Le FP 3 sono state condizionate, appunto, da un problema meccanico al motore, che ha costretto Chaz a terminare il turno in anticipo a bordo pista. Purtroppo il problema si è verificato ad inizio turno, costringendo, così, il pilota gallese ad effettuare un solo giro cronometrato nei trenta minuti a disposizione. 

Per la Superpole, il problema tecnico è stato risolto, e Chaz ha potuto prendere parte alla sessione fin dall’inizio. La squadra, insieme al pilota ha scelto di disputare il turno con la gomma da Gara, la SCX, la quale, su questo circuito dal grip particolare, forniva prestazioni simili a quella da qualifica. Chaz, nel suo giro migliore, accende degli ottimi intertempi nei primi due settori, salvo poi perdere qualcosa nella seconda metà della pista. Sul traguardo è tredicesimo, quinta fila. Non una posizione ottimale per la partenza, ma comunque il tempo sul giro è buono, a meno di un secondo dalla vetta, considerando che i primi hanno sfruttato la gomma da Qualifica. 

In Gara 1, Chaz purtroppo ha sofferto il mancato allenamento fisico delle ultime quattro settimane, oltre al fastidio provocato dall’infortunio alle costole, risultando poco costante nel ritmo gara. Dopo una partenza complicata, che lo ha visto retrocedere in coda al gruppo, ha recuperato piano piano fino a lottare per il gruppo a ridosso della Top Ten. Gli attacchi risultavano però difficili con una condizione non eccellente. In alcuni frangenti di gara il pilota gallese ha saputo siglare degli ottimi giri in linea con la Top 5, salvo poi doversi difendere da metà Gara in poi. Sul finale è riuscito ad agguantare la dodicesima posizione, al termine della battaglia, vinta, con Laverty. Decisamente non una buona Gara, ma al rientro da un infortunio non è mai semplice e già aver terminato ed essere passati sotto la bandiera a scacchi è un risultato!

Chaz Davies (Rider): 
“E’ stata urna giornata difficile, partendo con il problema al motore che abbiamo avuto nelle FP 3, senza poter effettuare giri questa mattina; poi mi sono sentito un po’ strano all’inizio della qualifica, e n on ho avuto il tempo per mettere la gomma da qualifica, ciò ha condizionato la mia gara. In griglia di Gara 1 ho avuto un piccolo problema alla frizione, la moto si muoveva anche a frizione completamente tirata, perciò abbiamo avuto una serie di piccoli problemi durante la giornata. Penso, però, che la cosa che più ha condizionato la mia gara di oggi sia stata la condizione fisica; non tanto per il dolore, ma proprio come forma fisica in sella. Ho sofferto tantissimo, so che attualmente la mia moto può fare molto di più, ma non potevo fare di meglio dal punto di vista fisico. Mi sento come se avessi un quarto della forza che avevo prima; mi dispiace dover gestire così le gare ed il mio livello di energia, ma ancora sono in fase di recupero. Considerando l’infortunio che ho avuto, non era una garanzia essere qui, ma ci siamo, abbiamo finito la gara, sono dispiaciuto per il risultato, ma almeno abbiamo visto la bandiera a scacchi!”

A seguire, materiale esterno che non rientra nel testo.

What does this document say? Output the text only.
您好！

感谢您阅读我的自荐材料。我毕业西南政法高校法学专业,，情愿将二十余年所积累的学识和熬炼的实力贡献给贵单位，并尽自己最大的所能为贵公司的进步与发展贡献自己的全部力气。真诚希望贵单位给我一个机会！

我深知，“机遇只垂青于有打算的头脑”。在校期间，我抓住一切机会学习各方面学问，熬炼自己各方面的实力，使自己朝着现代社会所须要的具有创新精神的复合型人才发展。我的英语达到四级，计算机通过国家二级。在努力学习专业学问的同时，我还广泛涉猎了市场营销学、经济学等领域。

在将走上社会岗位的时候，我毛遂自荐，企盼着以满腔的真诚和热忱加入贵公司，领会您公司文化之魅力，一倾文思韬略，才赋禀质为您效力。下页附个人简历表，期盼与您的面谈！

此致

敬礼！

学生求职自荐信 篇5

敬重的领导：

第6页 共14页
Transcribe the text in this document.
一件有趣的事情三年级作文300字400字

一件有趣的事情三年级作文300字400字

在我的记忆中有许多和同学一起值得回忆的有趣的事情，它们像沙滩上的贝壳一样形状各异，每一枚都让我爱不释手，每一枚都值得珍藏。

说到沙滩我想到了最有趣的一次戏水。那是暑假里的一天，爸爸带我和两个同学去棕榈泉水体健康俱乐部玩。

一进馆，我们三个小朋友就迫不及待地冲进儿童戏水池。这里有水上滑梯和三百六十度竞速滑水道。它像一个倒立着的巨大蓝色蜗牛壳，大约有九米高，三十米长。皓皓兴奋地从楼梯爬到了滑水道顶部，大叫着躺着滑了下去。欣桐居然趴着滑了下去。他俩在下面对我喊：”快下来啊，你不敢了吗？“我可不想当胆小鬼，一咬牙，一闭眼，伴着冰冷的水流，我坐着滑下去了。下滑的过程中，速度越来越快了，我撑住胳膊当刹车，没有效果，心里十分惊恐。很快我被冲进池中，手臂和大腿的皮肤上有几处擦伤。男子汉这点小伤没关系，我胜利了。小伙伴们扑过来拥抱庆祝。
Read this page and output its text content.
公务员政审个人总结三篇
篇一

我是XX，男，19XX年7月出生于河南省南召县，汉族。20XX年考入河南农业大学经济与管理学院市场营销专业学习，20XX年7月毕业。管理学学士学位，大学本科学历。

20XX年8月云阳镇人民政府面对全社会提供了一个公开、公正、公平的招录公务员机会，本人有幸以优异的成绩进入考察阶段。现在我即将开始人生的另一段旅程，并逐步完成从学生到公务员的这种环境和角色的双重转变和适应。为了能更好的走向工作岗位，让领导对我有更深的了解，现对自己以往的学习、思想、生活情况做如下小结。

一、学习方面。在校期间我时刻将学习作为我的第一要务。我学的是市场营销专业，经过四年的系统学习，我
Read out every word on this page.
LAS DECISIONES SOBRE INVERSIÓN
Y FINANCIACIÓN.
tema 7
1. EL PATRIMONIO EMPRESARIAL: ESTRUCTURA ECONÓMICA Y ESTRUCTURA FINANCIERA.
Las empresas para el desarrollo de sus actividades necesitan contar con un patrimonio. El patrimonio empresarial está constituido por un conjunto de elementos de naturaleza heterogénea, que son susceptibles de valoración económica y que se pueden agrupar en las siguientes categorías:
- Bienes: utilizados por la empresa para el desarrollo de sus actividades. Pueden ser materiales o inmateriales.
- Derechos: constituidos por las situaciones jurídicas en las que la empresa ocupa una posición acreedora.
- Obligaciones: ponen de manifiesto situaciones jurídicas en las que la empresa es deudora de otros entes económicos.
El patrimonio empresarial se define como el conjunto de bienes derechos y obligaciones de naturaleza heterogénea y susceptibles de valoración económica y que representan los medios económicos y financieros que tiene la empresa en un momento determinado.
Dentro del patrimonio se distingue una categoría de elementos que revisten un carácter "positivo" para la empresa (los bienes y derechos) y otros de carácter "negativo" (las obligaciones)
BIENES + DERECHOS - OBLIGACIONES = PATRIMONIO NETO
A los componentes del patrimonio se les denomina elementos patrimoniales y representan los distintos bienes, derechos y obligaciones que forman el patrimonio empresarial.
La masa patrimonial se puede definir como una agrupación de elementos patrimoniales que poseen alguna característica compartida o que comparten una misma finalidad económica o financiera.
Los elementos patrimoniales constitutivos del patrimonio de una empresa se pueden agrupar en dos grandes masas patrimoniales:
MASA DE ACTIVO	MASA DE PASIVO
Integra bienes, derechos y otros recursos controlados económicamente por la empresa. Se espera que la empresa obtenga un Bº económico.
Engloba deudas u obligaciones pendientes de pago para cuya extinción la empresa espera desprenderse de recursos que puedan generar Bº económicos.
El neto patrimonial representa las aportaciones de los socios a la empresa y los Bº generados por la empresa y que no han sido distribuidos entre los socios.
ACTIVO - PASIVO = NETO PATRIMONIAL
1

Denis Sacchetti (Team Manager):
“La nostra gara di oggi può sembrare incolore, vista da fuori, ma Chaz è appena rientrato da un infortunio, è da un mese che non si allena. Inoltre si può immaginare il fastidio e dolore che provocano le costole. Sono orgoglioso di lui, è riuscito a portare a termine la gara e questo è il nostro punto di ripartenza. Purtroppo oggi non siamo stati competitivi per le posizioni che contano, ma in qualche passaggio ha dimostrato di essere veloce; mantenere il ritmo degli altri quando non si è al 100% fisicamente non è facile. Questo week end ci servirà per essere pronti a Mandalika, per l’ultima di campionato!”